Riobaldo, who has mused on the nature of the devil intermittently since the beginning of the book, tries to make a pact with the devil. He goes to a crossroads at midnight, but is uncertain as to whether the deal has been made or not, and he remains unsure for the rest of the story. He leads his band across a hostile desert and successfully ambushes and destroys Ricardão's men and kills Ricardão. He then moves against Hermogenes but is surprised; with difficulty and heavy casualties, his army defeats Hermogenes.
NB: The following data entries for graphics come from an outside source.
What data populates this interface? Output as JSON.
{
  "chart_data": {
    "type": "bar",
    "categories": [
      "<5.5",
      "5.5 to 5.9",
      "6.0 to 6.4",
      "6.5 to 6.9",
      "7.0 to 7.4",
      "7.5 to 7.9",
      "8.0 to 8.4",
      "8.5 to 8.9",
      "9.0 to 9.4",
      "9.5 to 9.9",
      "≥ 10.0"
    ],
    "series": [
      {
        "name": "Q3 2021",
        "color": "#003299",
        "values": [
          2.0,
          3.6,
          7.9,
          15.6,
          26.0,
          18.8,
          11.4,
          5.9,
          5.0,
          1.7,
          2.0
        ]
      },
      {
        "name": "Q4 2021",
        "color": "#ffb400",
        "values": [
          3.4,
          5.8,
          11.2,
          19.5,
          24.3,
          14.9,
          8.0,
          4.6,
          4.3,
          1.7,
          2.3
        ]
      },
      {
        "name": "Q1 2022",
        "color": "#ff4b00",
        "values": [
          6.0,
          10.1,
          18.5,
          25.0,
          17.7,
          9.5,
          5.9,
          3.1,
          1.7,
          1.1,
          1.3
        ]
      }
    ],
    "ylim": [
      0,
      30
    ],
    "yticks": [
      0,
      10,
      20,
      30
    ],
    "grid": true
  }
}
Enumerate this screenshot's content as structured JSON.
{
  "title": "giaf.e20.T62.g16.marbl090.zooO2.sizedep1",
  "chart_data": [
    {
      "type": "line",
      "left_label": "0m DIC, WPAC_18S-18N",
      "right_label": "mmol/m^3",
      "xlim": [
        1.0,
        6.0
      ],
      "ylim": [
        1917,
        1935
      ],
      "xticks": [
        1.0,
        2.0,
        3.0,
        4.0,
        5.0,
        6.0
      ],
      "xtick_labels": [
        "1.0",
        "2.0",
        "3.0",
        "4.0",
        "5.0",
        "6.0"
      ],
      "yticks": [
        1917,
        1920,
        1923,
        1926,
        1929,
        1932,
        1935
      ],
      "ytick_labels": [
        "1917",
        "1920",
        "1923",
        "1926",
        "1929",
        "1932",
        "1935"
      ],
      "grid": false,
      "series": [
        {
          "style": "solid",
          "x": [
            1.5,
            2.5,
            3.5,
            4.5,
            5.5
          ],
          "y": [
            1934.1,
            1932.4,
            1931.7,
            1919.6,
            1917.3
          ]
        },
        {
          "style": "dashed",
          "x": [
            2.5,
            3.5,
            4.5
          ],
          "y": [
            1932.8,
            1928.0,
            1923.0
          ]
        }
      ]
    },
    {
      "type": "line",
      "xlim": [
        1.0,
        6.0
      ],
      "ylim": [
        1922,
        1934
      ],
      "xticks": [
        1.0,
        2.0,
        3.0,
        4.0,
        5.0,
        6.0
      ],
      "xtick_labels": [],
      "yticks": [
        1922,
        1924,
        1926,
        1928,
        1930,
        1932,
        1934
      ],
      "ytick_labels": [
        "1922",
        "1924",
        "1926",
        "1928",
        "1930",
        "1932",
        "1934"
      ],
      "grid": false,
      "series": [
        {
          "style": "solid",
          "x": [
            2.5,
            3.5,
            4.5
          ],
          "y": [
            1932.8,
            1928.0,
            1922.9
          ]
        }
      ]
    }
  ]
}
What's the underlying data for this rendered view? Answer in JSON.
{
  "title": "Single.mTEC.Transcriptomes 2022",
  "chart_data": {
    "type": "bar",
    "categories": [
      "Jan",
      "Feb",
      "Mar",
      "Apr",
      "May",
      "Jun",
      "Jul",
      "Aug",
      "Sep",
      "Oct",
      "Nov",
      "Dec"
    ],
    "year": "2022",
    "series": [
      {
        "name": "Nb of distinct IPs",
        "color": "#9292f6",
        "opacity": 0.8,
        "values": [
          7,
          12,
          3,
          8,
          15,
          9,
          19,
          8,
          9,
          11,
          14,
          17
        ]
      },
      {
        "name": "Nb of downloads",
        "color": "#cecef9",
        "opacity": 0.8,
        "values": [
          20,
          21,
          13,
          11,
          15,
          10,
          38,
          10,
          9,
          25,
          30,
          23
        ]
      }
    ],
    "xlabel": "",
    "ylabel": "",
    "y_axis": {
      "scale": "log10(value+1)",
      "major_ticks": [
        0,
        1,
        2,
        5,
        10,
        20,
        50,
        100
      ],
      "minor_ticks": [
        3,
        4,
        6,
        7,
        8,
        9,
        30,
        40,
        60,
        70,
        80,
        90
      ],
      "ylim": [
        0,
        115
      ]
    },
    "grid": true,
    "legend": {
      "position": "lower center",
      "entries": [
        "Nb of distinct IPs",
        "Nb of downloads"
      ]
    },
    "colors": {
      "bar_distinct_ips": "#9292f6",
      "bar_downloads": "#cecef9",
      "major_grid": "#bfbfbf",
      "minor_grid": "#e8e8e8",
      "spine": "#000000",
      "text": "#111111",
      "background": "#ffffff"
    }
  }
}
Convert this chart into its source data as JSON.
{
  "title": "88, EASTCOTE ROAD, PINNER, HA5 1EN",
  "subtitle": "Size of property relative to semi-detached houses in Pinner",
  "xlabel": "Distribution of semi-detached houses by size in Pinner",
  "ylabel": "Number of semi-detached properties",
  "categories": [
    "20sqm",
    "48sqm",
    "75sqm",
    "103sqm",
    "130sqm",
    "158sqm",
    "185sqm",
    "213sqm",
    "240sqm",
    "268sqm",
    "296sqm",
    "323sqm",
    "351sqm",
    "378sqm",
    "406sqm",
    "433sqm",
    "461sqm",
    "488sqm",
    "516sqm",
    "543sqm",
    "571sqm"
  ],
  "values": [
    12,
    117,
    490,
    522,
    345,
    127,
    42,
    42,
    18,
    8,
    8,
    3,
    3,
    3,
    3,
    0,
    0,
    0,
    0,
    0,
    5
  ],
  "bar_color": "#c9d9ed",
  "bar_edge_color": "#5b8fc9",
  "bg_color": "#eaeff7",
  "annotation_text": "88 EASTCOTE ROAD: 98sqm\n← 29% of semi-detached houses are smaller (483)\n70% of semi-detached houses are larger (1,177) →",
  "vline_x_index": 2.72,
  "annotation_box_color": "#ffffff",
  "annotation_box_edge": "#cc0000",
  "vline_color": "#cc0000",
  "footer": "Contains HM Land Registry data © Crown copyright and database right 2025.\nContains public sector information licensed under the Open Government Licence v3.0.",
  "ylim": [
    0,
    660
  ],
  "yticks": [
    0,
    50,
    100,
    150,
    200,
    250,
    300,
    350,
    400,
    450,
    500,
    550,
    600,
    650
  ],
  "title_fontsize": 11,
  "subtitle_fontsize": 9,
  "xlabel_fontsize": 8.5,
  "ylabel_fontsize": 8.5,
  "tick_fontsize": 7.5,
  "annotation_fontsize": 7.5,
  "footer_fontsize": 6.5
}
The climax of the book is a knife fight between the two opposing armies. In the fight, Diadorim kills Hermogenes, but is in turn killed. Only after Diadorim's death is it revealed that Diadorim was in fact a woman. Riobaldo resigns command of the jagunços and settles down to a more conventional life.
The final musings of the book are regarded as some of the most beautiful fragments of Portuguese language literature.

==Television adaptation==
In 1985, the novel was adapted for a TV-miniseries for the Brazilian network Rede Globo.

==English translations==
The first English translation, by James L. Taylor and Harriet de Onís, was published in 1963. A second translation was undertaken by Felipe W. Martinez. Another translation, titled Vastlands: The Crossing, by Alison Entrekin, is due to come out in 2026.